Пристыдил гения, и Платонов отправился работать во фронтовую газету. Но опять какую-то правду написал. Злые люди говорили, будто бы специально ее придумал, чтобы снова не печататься, но мне кажется, это нечаянно получилось, по инерции. Однако товарищу Сталину передали информацию в самом неприглядном виде и в самый неудобный момент. Вождь после победы над Гитлером совсем зазнался, силу почувствовал, ему даже Фадеев не советчик стал. Головокружение от успехов. Все его хвалят, гимны поют, а Платонов про каких-то несчастных солдатиков пишет. Вызывает он Фадеева и задает вопрос: не слишком ли раздухарился этот гений, чего доброго – снова котлованы свои с чевенгурами в журналы потащит. Фадеев, мужик грамотный, слышал, что победителей не судят, и решил выждать, когда остынет генералиссимус после победы. А Платонова пока в тенек, чтобы глаза не мозолил. Ждет-пождет, а Сталин не остывает, вроде и возраст солидный, и глаз попритух, а все равно пыхтит так, что искры из ноздрей летят. Но и Фадеев не прост. Взял и определил Платонова в дворники. Лучшей должности не придумаешь, из рабочих у нас и в партию легче вступить и напечататься проще. Выдали Платонову фартук, новенькую метлу и площадку не самую худшую выделили, в центре города, во дворе Литературного института имени Горького. Идет как-то Фадеев на подрастающие кадры посмотреть, отобрать, кого в первую очередь издавать, а кого в последнюю. Идет и видит: Платонов на лавочке сидит. Ну, как мимо пройти и помощь не оказать. Порылся в карманах, а там всего четвертак. Государственному человеку в карманных деньгах нужды нет. Хорошо еще четвертак завалялся.
«На, – говорит, – Андрей, выпей немножко».
А у Платонова как раз метла поломалась, не в духе был.
«Пей, – говорит, – сам».
Вроде и простенько сказал, но в самую точку. Умел нужное слово подобрать. Запил Фадеев. А Платонов и на этом не остановился. Мало – верное слово найти, так он еще и собственной судьбой решил это слово усилить. Взял и умер. Ему хорошо, а Фадеев живет и гадает:
«Почему он тогда не в настроении был, какие мировые проблемы его мучили? Какие личные обиды?»
Пять лет думал, от бессонницы извелся, желудок испортил и нервы измочалил. И все-таки понял. Не четвертак надо было предлагать, а талоны на молоко за вредность.

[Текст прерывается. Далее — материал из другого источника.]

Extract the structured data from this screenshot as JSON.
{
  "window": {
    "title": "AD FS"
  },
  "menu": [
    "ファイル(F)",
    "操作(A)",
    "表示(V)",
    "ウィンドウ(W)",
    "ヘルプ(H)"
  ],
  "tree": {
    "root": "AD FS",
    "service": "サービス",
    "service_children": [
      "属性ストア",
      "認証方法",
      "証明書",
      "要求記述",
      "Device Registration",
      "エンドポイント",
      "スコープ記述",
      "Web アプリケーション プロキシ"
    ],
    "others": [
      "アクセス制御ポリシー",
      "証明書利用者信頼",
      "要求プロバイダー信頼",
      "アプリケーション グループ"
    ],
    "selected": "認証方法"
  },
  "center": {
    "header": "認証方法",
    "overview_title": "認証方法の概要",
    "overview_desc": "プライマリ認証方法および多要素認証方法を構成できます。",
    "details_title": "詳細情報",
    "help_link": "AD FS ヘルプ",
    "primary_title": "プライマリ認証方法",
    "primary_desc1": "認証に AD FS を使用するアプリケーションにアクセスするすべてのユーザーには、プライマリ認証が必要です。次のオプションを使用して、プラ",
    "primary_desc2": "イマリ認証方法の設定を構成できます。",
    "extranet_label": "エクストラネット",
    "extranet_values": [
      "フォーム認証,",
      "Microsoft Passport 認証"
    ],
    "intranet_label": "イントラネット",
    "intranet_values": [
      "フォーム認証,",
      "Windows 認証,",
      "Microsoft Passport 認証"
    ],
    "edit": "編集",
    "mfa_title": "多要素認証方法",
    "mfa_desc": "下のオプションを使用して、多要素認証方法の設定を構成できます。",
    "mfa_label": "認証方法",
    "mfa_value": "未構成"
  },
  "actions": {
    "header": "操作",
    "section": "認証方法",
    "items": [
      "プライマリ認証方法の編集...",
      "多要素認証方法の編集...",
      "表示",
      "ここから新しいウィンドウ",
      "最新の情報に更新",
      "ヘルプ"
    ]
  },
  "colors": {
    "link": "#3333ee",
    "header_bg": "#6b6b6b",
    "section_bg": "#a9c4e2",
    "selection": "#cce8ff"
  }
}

И так ему стыдно стало за свою ошибку. И не исправить, и не извиниться. В таких случаях настоящему мужчине остается один выход – пулю в сердце. Вот он и выстрелил.
И все Платонов – при жизни изводил и после смерти в покое не оставил. Загнал человека в могилу, а ему бы жить да жить и делами добрыми людей радовать.
МОРАЛЬ
Во-первых – нельзя поэту рваться к власти, потому что, став приказчиком, он перестает быть рассказчиком.
Во-вторых – если нечего сказать, всегда есть возможность достойно уйти из литературы.
В-третьих – спасти поэта может только женщина.
А вот еще одна история о прозаике, вернее, о прозе, которую можно поставить в один ряд с лучшими стихами.
Поиски автора «Тихого Дона»
Товарищу Сталину пришло письмо от группы литературных деятелей. В нем сигнализировалось, что некто Шолохов издал роман под названием «Тихий Дон», который сам написать категорически не мог по причине малого возраста и низкого образовательного уровня, но тем не менее дерзкий мальчишка бесстыдно пользуется народной любовью и сопутствующими оной моральными и материальными благами.
Товарищ Сталин вызвал на ковер Лаврентия Павловича Берию и велел разобраться с Шолоховым и на всякий случай с теми, кто сигнализировал. Для начала работы дал под расписку копию документа, а оригинал подшил в свой личный архив.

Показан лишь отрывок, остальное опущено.